Langkah-langkah tersebut terbukti efektif. Mahasiswa ikut membantu menjaga ketertiban, dan TNI bersama Damkar dapat memadamkan api sebelum merembet ke gedung utama.
Bagi Rudy, menjaga stabilitas tidak bisa dilakukan TNI sendirian. Ia menekankan pentingnya sinergi lima unsur, pemerintah, akademisi, masyarakat, media, dan dunia usaha.

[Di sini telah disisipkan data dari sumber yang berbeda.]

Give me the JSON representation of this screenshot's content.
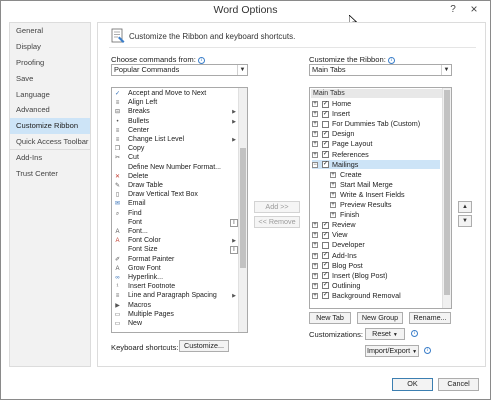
{
  "window": {
    "title": "Word Options",
    "help_icon": "?",
    "close_icon": "×"
  },
  "sidebar": {
    "items": [
      {
        "label": "General"
      },
      {
        "label": "Display"
      },
      {
        "label": "Proofing"
      },
      {
        "label": "Save"
      },
      {
        "label": "Language"
      },
      {
        "label": "Advanced"
      },
      {
        "label": "Customize Ribbon",
        "selected": true
      },
      {
        "label": "Quick Access Toolbar"
      },
      {
        "label": "Add-Ins"
      },
      {
        "label": "Trust Center"
      }
    ]
  },
  "main": {
    "header": "Customize the Ribbon and keyboard shortcuts.",
    "choose_label": "Choose commands from:",
    "choose_value": "Popular Commands",
    "customize_label": "Customize the Ribbon:",
    "customize_value": "Main Tabs",
    "commands": [
      {
        "label": "Accept and Move to Next",
        "icon": "accept-icon"
      },
      {
        "label": "Align Left",
        "icon": "align-left-icon"
      },
      {
        "label": "Breaks",
        "icon": "breaks-icon",
        "submenu": true
      },
      {
        "label": "Bullets",
        "icon": "bullets-icon",
        "submenu": true
      },
      {
        "label": "Center",
        "icon": "center-icon"
      },
      {
        "label": "Change List Level",
        "icon": "list-level-icon",
        "submenu": true
      },
      {
        "label": "Copy",
        "icon": "copy-icon"
      },
      {
        "label": "Cut",
        "icon": "cut-icon"
      },
      {
        "label": "Define New Number Format...",
        "icon": ""
      },
      {
        "label": "Delete",
        "icon": "delete-icon"
      },
      {
        "label": "Draw Table",
        "icon": "draw-table-icon"
      },
      {
        "label": "Draw Vertical Text Box",
        "icon": "text-box-icon"
      },
      {
        "label": "Email",
        "icon": "email-icon"
      },
      {
        "label": "Find",
        "icon": "find-icon"
      },
      {
        "label": "Font",
        "icon": "",
        "box": true
      },
      {
        "label": "Font...",
        "icon": "font-icon"
      },
      {
        "label": "Font Color",
        "icon": "font-color-icon",
        "submenu": true
      },
      {
        "label": "Font Size",
        "icon": "",
        "box": true
      },
      {
        "label": "Format Painter",
        "icon": "format-painter-icon"
      },
      {
        "label": "Grow Font",
        "icon": "grow-font-icon"
      },
      {
        "label": "Hyperlink...",
        "icon": "hyperlink-icon"
      },
      {
        "label": "Insert Footnote",
        "icon": "footnote-icon"
      },
      {
        "label": "Line and Paragraph Spacing",
        "icon": "line-spacing-icon",
        "submenu": true
      },
      {
        "label": "Macros",
        "icon": "macros-icon"
      },
      {
        "label": "Multiple Pages",
        "icon": "multiple-pages-icon"
      },
      {
        "label": "New",
        "icon": "new-icon"
      }
    ],
    "add_button": "Add >>",
    "remove_button": "<< Remove",
    "tree_header": "Main Tabs",
    "tabs": [
      {
        "label": "Home",
        "level": 0,
        "expander": "+",
        "checked": true
      },
      {
        "label": "Insert",
        "level": 0,
        "expander": "+",
        "checked": true
      },
      {
        "label": "For Dummies Tab (Custom)",
        "level": 0,
        "expander": "+",
        "checked": false
      },
      {
        "label": "Design",
        "level": 0,
        "expander": "+",
        "checked": true
      },
      {
        "label": "Page Layout",
        "level": 0,
        "expander": "+",
        "checked": true
      },
      {
        "label": "References",
        "level": 0,
        "expander": "+",
        "checked": true
      },
      {
        "label": "Mailings",
        "level": 0,
        "expander": "−",
        "checked": true,
        "selected": true
      },
      {
        "label": "Create",
        "level": 1,
        "expander": "+"
      },
      {
        "label": "Start Mail Merge",
        "level": 1,
        "expander": "+"
      },
      {
        "label": "Write & Insert Fields",
        "level": 1,
        "expander": "+"
      },
      {
        "label": "Preview Results",
        "level": 1,
        "expander": "+"
      },
      {
        "label": "Finish",
        "level": 1,
        "expander": "+"
      },
      {
        "label": "Review",
        "level": 0,
        "expander": "+",
        "checked": true
      },
      {
        "label": "View",
        "level": 0,
        "expander": "+",
        "checked": true
      },
      {
        "label": "Developer",
        "level": 0,
        "expander": "+",
        "checked": false
      },
      {
        "label": "Add-Ins",
        "level": 0,
        "expander": "+",
        "checked": true
      },
      {
        "label": "Blog Post",
        "level": 0,
        "expander": "+",
        "checked": true
      },
      {
        "label": "Insert (Blog Post)",
        "level": 0,
        "expander": "+",
        "checked": true
      },
      {
        "label": "Outlining",
        "level": 0,
        "expander": "+",
        "checked": true
      },
      {
        "label": "Background Removal",
        "level": 0,
        "expander": "+",
        "checked": true
      }
    ],
    "new_tab": "New Tab",
    "new_group": "New Group",
    "rename": "Rename...",
    "customizations_label": "Customizations:",
    "reset": "Reset",
    "import_export": "Import/Export",
    "keyboard_label": "Keyboard shortcuts:",
    "customize_button": "Customize...",
    "move_up": "▲",
    "move_down": "▼"
  },
  "footer": {
    "ok": "OK",
    "cancel": "Cancel"
  }
}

"Kita hidup di era post-truth. Kalau lima unsur ini tidak saling percaya, yang hancur pertama kali adalah ekonomi. Dunia usaha harus yakin pemerintah mampu menjaga keamanan,” tegasnya.
Gerak Cepat Padamkan Bara
Kepala Staf Korem 084/Bhaskara Jaya, Kolonel Inf Nico Reza H. Dipura, mendapat instruksi langsung dari Pangdam V/Brawijaya untuk mengamankan lokasi dan memastikan pemadam kebakaran bisa bekerja.
"Segera padamkan," kata Nico mengutip apa yang dikatakan Mayjen TNI Rudy Saladin kepadanya saat mendengar insiden tersebut.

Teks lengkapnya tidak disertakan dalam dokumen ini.